The metastore encoders can handle:

  • URLs extracted from files
  • Text blocks extracted from files
  • entropy information about how the file is structured
  • file names
  • and more

All metadata is stored as a series of 'result' documents. See below for more information.

The metastore provides functionality for a number of different queries over this stored metadata.

  • Find ancestors and descendants of an entity
  • Find entities produced by a specific plugin
  • Retrieve a merged view of all documents for an entity
  • Search all entities for a specific url, text, feature, value, etc.
  • Find similar entities to an existing entity
  • Etc.

Result Document

A result document is a unique set of metadata produced by a plugin when it runs over a unique entity descending from a unique source via a unique path.

  • plugin - A processor that produces metadata from inserted data. Can also produce descendant entities.
    • e.g. a config extractor for a family of malware, an entropy calculator, archive extractor.
  • entity - A unique piece of data such as a pdf, exe. May also be a reference to a unique piece of data that Azul may not actually contain. e.g. files found in virustotal, files found from threat reporting.
  • source - A unique label indicating where an entity came from. e.g. network_internal_01, virustotal, samples.
  • source entity - The entity directly inserted into a source. Any entity with an ancestor cannot be a source entity.

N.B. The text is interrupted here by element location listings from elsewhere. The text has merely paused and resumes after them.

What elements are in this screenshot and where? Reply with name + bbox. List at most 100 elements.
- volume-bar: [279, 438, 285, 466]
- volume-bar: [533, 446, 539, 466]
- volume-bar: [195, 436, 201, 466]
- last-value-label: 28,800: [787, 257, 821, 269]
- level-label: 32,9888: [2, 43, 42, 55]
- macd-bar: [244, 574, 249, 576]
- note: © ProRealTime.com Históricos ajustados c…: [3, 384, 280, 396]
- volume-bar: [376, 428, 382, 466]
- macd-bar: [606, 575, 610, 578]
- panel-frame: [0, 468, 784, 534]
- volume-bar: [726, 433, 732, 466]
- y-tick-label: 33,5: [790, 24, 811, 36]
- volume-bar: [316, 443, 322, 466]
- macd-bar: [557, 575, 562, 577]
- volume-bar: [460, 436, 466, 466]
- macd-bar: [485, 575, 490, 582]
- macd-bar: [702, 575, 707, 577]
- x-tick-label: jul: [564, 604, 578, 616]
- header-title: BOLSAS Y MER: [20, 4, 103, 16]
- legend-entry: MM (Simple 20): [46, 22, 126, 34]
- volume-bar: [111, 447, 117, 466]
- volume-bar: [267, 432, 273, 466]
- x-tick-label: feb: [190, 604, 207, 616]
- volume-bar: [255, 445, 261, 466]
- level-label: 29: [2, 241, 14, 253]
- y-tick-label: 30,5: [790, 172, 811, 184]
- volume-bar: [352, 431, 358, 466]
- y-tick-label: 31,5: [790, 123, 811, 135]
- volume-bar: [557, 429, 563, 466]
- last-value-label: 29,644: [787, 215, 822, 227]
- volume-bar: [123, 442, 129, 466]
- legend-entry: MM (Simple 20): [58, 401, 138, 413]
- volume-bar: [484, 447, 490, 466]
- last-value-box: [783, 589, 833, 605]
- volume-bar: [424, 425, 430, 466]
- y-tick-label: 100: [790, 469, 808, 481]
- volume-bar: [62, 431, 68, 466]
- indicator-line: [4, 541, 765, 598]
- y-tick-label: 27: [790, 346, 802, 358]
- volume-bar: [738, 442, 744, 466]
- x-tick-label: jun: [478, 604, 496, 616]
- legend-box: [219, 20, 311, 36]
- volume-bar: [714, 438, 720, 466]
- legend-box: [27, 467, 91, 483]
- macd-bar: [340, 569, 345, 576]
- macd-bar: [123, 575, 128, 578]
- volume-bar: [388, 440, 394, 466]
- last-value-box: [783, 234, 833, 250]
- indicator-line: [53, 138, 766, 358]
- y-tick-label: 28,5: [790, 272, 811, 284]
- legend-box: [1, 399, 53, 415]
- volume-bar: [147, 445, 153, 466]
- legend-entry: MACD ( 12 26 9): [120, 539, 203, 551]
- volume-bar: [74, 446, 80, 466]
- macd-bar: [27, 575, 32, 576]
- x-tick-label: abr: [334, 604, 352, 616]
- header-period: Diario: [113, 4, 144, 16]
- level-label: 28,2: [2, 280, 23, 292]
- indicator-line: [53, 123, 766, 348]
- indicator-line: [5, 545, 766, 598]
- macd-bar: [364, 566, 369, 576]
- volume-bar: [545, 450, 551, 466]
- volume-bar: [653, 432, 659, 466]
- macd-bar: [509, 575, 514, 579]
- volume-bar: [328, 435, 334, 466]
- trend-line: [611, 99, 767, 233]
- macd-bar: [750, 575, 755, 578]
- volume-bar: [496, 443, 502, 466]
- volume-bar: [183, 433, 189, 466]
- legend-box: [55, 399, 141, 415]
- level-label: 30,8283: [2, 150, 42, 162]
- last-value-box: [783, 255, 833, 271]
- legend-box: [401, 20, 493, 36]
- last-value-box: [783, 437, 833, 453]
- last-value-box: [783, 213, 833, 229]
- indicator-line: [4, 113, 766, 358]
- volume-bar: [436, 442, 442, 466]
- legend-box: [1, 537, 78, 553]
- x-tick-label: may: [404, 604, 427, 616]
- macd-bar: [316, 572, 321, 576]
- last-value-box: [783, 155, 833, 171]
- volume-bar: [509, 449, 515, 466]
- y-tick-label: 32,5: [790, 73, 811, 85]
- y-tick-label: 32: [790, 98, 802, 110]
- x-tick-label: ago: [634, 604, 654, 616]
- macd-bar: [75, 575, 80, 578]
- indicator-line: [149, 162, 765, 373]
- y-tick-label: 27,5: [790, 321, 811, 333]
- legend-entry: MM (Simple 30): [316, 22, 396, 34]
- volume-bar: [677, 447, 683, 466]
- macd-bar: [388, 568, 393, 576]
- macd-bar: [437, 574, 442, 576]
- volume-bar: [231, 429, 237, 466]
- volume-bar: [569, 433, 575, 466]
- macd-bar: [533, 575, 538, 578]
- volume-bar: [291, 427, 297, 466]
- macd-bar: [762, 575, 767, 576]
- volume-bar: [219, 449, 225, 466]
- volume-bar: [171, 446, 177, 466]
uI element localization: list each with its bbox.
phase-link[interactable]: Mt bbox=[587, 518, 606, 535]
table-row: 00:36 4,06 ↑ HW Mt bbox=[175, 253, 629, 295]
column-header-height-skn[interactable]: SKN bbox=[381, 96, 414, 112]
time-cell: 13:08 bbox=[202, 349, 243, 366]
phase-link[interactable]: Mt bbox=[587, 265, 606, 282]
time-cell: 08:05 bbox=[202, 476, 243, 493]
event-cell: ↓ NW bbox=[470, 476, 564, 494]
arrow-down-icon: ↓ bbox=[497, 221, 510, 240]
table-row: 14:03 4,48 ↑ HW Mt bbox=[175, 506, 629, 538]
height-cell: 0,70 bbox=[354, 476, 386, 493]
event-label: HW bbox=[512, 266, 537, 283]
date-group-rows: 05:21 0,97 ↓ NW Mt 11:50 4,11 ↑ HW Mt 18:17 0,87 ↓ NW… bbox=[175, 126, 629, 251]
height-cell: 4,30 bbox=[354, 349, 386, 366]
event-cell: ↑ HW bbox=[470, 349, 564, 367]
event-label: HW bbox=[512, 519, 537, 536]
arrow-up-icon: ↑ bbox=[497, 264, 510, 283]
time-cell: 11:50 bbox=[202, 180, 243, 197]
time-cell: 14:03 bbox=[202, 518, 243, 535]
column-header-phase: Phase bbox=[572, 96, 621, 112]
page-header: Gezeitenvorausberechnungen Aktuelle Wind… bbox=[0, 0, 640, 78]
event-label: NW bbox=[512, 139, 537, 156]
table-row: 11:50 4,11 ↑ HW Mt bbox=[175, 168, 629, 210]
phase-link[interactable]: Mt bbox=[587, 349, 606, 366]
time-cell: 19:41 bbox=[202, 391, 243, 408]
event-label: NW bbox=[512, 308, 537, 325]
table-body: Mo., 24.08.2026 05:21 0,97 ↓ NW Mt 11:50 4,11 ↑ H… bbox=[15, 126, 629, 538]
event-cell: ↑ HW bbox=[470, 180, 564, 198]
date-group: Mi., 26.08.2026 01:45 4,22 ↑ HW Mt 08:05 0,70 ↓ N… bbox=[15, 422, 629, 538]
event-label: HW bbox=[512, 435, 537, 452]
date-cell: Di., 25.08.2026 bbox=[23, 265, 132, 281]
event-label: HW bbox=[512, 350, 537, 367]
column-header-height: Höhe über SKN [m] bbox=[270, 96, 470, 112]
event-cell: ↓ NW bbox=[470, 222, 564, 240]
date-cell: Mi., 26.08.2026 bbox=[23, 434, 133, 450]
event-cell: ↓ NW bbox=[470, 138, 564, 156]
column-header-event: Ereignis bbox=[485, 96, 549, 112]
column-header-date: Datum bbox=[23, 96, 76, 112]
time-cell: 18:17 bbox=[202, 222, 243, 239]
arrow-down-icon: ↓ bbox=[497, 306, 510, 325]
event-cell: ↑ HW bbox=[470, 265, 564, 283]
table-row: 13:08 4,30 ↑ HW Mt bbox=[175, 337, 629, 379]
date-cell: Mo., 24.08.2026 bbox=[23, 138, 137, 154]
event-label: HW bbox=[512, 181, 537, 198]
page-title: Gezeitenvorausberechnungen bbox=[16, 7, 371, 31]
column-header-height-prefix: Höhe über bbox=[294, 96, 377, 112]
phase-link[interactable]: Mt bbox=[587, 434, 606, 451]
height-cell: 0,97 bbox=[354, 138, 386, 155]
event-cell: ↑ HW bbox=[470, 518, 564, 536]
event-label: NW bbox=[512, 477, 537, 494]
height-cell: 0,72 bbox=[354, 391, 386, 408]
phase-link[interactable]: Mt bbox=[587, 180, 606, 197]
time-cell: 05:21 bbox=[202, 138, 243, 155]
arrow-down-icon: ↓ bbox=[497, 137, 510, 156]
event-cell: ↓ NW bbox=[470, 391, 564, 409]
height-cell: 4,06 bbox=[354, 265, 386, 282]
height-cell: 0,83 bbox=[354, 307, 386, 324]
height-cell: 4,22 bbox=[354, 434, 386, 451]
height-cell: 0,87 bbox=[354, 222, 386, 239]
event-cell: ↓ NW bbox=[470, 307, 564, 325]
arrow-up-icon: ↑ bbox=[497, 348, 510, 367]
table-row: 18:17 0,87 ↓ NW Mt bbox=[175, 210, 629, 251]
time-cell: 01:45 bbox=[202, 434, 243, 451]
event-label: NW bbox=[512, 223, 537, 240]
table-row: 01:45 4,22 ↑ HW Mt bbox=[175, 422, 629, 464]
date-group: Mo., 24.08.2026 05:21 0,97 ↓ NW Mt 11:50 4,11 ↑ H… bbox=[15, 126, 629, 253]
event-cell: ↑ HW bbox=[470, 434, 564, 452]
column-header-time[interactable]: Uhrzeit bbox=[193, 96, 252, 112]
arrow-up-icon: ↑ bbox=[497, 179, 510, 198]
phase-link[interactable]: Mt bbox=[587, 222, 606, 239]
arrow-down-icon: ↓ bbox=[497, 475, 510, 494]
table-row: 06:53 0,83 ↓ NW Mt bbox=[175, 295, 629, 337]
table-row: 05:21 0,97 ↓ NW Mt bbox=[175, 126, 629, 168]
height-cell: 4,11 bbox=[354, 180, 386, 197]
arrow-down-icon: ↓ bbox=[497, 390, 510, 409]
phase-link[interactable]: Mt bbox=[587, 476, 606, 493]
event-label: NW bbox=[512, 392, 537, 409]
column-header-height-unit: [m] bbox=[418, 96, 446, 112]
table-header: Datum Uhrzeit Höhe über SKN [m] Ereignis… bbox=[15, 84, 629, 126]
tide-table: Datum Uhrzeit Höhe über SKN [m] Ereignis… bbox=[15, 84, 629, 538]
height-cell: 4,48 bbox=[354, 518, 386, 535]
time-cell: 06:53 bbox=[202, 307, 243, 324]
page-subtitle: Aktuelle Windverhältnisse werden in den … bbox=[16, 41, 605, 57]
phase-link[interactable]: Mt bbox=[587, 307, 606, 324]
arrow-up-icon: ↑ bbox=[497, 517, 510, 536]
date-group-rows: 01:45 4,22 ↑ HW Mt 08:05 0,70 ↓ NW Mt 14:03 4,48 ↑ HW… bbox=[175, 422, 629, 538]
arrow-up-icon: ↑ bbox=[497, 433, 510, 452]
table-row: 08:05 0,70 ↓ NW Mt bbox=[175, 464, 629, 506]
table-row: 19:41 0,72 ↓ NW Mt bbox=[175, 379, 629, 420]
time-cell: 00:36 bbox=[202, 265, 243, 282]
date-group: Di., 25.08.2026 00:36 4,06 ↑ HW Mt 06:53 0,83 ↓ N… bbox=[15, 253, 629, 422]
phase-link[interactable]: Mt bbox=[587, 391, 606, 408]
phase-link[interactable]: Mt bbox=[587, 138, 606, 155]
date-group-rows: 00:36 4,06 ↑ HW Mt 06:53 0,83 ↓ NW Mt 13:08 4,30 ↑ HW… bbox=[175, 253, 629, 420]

The result document is stored in opensearch via the metastore ingestor loop, which continually polls the Azul dispatcher for more results. It must be transformed into an opensearch compatible structure before it is stored.

Result documents are explicitly not merged together before storing in opensearch because:

  • would need to avoid duplication of data (if same plugin runs again) - slow
    • you would need a bunch more unique ids for each piece of data
    • need to iterate over each piece of data that already exists for the entity
    • requires constantly running opensearch painless scripts
    • painless scripts are painful
  • would makes deletions very difficult
    • would need another painless script to read each piece of data for the entity to check right document was being deleted.